15. A method of preventing child abduction at a limited-access venue, comprising the steps of:

providing RFID tags to a responsible adult and each child for whom the adult is responsible;

associating the adult's RFID tag with the RFID tag of each child for whom the adult is responsible; and

when a child attempts to depart the venue, scanning the departing child's RFID tag and the RFID tag of a departing adult claiming responsibility for the departing child and only allowing the departing child to depart if the departing adult's RFID tag is associated with the departing child's RFID tag.

16. The method of claim 15 wherein the adult's RFID tag is associated with the RFID tag of each child for whom the adult is responsible by recording unique identification numbers associated with each child's RFID tag onto an EEPROM coupled to the adult's RFID tag.
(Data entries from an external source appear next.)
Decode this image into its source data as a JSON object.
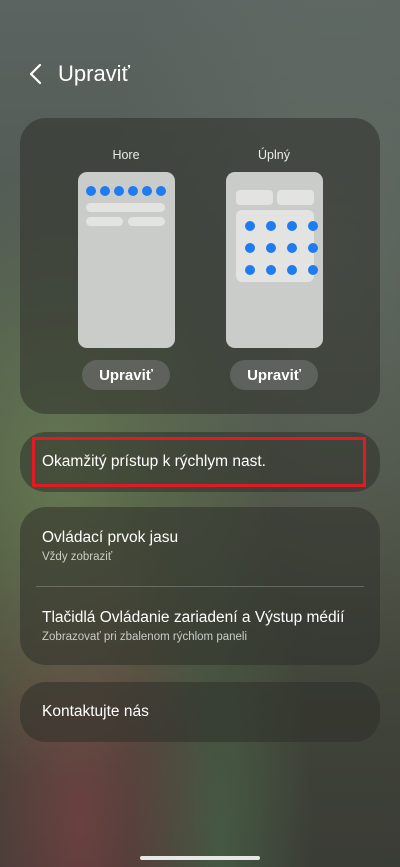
{
  "header": {
    "title": "Upraviť"
  },
  "layout": {
    "top_option": {
      "label": "Hore",
      "edit_label": "Upraviť"
    },
    "full_option": {
      "label": "Úplný",
      "edit_label": "Upraviť"
    }
  },
  "quick_access": {
    "label": "Okamžitý prístup k rýchlym nast."
  },
  "settings": [
    {
      "title": "Ovládací prvok jasu",
      "subtitle": "Vždy zobraziť"
    },
    {
      "title": "Tlačidlá Ovládanie zariadení a Výstup médií",
      "subtitle": "Zobrazovať pri zbalenom rýchlom paneli"
    }
  ],
  "contact": {
    "label": "Kontaktujte nás"
  },
  "colors": {
    "accent": "#1e7cf0",
    "highlight": "#e01b24"
  },
  "icons": {
    "back": "chevron-left-icon"
  }
}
17. A method of managing a spending account accessible by multiple RFID tags comprising:

providing RFID tags to a plurality of individuals, each RFID tag having a distinct identification;

associating the provided RFID tags with a common account and associating each RFID tag with a distinct account;

assigning to each RFID tag an allocation percentage; and

allocating money placed in the common account to the distinct account associated with each RFID tag according to allocation percentage associated with each RFID tag.

18. The method of claim 15 wherein the allocation percentage and money allocated to the distinct account associated with each RFID tag is stored on an EEPROM coupled to the RFID tag.